Teori-teori kritik sastra terbaru memperlihatkan bahwa secara fundamental,
sastra terlibat dalam kehidupan konkret manusia, dan bukan hanya sekadar
gambaran abstrak sebuah dunia alternatif. Stephen Greenblatt –pelopor kritik New
Historicism menolak pandangan bahwa sastra adalah dunia alternatif. Bagi dia,
sastra justru mengintensifkan dunia yang satu dan sama ini. Dengan demikian,
sesungguhnya tak ada yang tidak politis.
Buku ini memperlihatkan tegangan dan dinamika hubungan antara sastra dan

politik melalui kajian yang cermat terhadap representasi Tragedi 1965 dalam Negara
Orde Baru. Melalui buku ini, pembaca mencermati dan memahami posisi politis dan
sumbangan sastra di tengah-tengah perjuangan hidup manusia Indonesia dalam
menegakkan derajat dan martabat kemanusiaannya. Mereka harus berhadapan
dengan sekelompok penguasa yang juga berjuang dengan gigih untuk menegakkan
kekuasaan mereka. Di sini diperlihatkan bentuk-bentuk tanggapan dan perlawanan
sastra terhadap hegemoni polisis yang dimobilisasi penguasa dalam merepresentasi
Tragedi 1965. Masyarakat cenderung memandang bahwa hukuman pembunuhan
massal terhadap ratusan ribu orang-orang PKI dalam Tragedi 1965 bertujuan
mendapatkan keadilan karena PKI telah melakukan pembunuhan keji di Lubang
Buaya. Hukuman pembantaian itu, dalam kenyataannya, bukan untuk mendapatkan
keadilan melainkan untuk menegakkan kekuasaan Orde Baru.

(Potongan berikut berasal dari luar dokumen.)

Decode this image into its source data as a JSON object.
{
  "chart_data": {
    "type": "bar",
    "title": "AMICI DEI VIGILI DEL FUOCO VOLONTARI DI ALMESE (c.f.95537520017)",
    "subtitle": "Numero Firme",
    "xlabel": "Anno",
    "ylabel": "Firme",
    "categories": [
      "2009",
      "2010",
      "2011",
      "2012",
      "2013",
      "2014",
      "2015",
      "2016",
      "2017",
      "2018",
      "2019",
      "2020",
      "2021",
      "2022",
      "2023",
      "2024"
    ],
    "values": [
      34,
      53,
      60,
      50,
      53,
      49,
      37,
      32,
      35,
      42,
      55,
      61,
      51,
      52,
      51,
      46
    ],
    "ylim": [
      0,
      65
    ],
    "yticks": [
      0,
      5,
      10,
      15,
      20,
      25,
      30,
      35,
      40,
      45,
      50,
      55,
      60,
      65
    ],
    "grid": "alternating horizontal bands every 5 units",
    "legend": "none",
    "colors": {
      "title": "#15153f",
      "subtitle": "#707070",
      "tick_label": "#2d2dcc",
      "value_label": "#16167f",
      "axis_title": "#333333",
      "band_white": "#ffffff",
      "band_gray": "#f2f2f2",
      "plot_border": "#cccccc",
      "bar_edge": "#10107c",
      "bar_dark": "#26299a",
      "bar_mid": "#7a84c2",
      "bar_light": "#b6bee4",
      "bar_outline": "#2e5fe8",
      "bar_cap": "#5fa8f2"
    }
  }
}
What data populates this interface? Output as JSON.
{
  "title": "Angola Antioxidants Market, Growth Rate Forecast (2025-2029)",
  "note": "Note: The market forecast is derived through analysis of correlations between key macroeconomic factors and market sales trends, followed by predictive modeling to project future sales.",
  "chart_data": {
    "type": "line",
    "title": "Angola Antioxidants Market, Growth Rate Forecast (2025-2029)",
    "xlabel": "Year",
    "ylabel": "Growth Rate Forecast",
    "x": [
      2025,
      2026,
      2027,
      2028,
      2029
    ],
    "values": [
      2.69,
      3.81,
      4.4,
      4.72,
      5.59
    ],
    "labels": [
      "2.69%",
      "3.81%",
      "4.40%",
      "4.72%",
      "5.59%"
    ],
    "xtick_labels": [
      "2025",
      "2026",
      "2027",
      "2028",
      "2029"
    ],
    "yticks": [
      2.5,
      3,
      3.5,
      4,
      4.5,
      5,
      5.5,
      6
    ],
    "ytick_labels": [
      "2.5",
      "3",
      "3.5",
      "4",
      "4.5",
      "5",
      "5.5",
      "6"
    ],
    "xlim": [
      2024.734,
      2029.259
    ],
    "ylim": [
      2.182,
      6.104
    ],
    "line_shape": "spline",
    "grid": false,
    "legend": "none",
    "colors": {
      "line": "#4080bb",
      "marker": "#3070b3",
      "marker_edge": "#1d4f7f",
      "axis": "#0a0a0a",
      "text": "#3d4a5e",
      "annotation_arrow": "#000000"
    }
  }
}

Buku ini akan menjadi buku pertama yang membahas hubungan antara
sastra dan politik. Mahasiswa dan para pakar dari berbagai bidang ilmu yang ingin
memahanmi episteme Orde Baru dapat mengambil manfaat dari buku ini. Buku ini
memberikan renungan bagi kita semua, bahwa pembangunan adalah untuk
manusia, bukan manusia untuk pembangunan. Dimensi humanistik pembangunan
merupakan sebuah keniscayaan.
Sastra akan terus hadir untuk mengawal
pergulatan manusia Indonesia dalam menegakkan martabat kemanusiaannya.